Nei mesi precedenti le elezioni il governo di Putin aveva cercato di estromettere dal voto i partiti di opposizione più forti, in modo che, anche se Russia Unita avesse avuto un risultato deludente, i seggi parlamentari sarebbero andati comunque a partiti alleati o approvati dal governo.
La misura più drastica contro l’opposizione è stata presa a giugno, quando il movimento politico di Navalny è stato dichiarato illegale da un tribunale di Mosca perché considerato “estremista”. Al momento della sentenza Navalny si trovava in prigione già da qualche mese con una condanna pretestuosa, dopo essere stato oggetto di un tentativo di avvelenamento che è riconducibile in modo credibile alle forze di sicurezza russe.

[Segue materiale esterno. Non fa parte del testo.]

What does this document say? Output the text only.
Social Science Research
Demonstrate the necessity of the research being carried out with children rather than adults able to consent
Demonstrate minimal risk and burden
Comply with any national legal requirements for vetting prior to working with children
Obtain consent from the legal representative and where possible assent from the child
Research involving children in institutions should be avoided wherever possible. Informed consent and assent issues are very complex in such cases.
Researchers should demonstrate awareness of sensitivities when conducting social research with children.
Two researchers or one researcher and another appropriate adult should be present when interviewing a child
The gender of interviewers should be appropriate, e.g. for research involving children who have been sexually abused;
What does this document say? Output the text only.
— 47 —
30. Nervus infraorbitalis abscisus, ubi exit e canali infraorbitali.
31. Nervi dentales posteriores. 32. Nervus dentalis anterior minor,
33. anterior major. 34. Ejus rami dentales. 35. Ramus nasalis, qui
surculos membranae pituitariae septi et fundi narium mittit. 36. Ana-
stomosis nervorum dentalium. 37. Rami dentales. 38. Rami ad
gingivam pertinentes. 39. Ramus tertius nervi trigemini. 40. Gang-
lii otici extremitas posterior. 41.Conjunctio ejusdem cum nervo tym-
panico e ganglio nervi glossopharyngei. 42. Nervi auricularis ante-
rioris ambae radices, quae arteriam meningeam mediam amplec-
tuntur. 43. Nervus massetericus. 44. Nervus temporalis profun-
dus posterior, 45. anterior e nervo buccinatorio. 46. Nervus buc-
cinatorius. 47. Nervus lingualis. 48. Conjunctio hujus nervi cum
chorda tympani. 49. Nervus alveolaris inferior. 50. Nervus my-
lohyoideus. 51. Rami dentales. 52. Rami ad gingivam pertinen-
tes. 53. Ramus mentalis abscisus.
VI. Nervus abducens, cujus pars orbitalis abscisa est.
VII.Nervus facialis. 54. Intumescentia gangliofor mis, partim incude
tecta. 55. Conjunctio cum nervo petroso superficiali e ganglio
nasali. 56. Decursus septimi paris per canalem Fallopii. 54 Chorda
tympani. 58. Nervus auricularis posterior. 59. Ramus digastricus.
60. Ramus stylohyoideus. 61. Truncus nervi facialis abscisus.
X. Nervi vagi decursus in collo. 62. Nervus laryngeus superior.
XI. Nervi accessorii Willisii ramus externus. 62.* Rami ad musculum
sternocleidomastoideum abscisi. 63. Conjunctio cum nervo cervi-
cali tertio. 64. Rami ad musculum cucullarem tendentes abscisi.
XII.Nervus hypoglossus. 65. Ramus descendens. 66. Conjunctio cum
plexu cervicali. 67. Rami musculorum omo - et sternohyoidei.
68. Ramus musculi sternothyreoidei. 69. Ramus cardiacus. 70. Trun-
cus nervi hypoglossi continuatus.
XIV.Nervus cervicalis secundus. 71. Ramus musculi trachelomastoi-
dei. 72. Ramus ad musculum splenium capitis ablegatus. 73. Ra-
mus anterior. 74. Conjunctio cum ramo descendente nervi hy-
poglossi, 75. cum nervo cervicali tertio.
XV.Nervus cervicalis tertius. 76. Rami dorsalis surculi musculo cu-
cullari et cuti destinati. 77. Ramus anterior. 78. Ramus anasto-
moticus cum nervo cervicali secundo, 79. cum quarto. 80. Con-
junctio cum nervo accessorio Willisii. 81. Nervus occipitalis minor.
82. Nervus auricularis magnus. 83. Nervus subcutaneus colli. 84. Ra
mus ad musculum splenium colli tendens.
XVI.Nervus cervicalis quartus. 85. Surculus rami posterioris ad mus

Quasi tutte le iniziative organizzate per convincere gli elettori a non appoggiare i candidati di Russia Unita sono state bloccate. Una di queste è stata proposta dal movimento di Navalny e si chiama “Voto intelligente”, un’app che raccoglie una lista di candidati – di opposizione o comunque il meno allineati possibile, ideata con l’intento di far convergere tutto il voto contrario a Putin, per fare in modo che alla Duma finisse il maggior numero possibile di deputati non approvati dal Cremlino e ridurre al minimo i consensi di Russia Unita. Da quando sono iniziate le operazioni di voto, l’app di “Voto intelligente” e tutte le campagne di comunicazione sono state cancellate dalle piattaforme e dai social.
La repressione contro l’opposizione non riguarda soltanto il movimento di Navalny. Un caso molto citato negli ultimi giorni riguarda Boris Vishnevsky, candidato alle elezioni municipali di San Pietroburgo per il partito liberale Yabloko. Dopo l’approvazione della sua candidatura, si erano registrati nel suo stesso distretto altri due uomini: entrambi si chiamano Boris Vishnevsky (hanno cambiato da poco il loro nome) ed entrambi hanno la testa pelata e la barba grigia, come il Vishnevsky originale.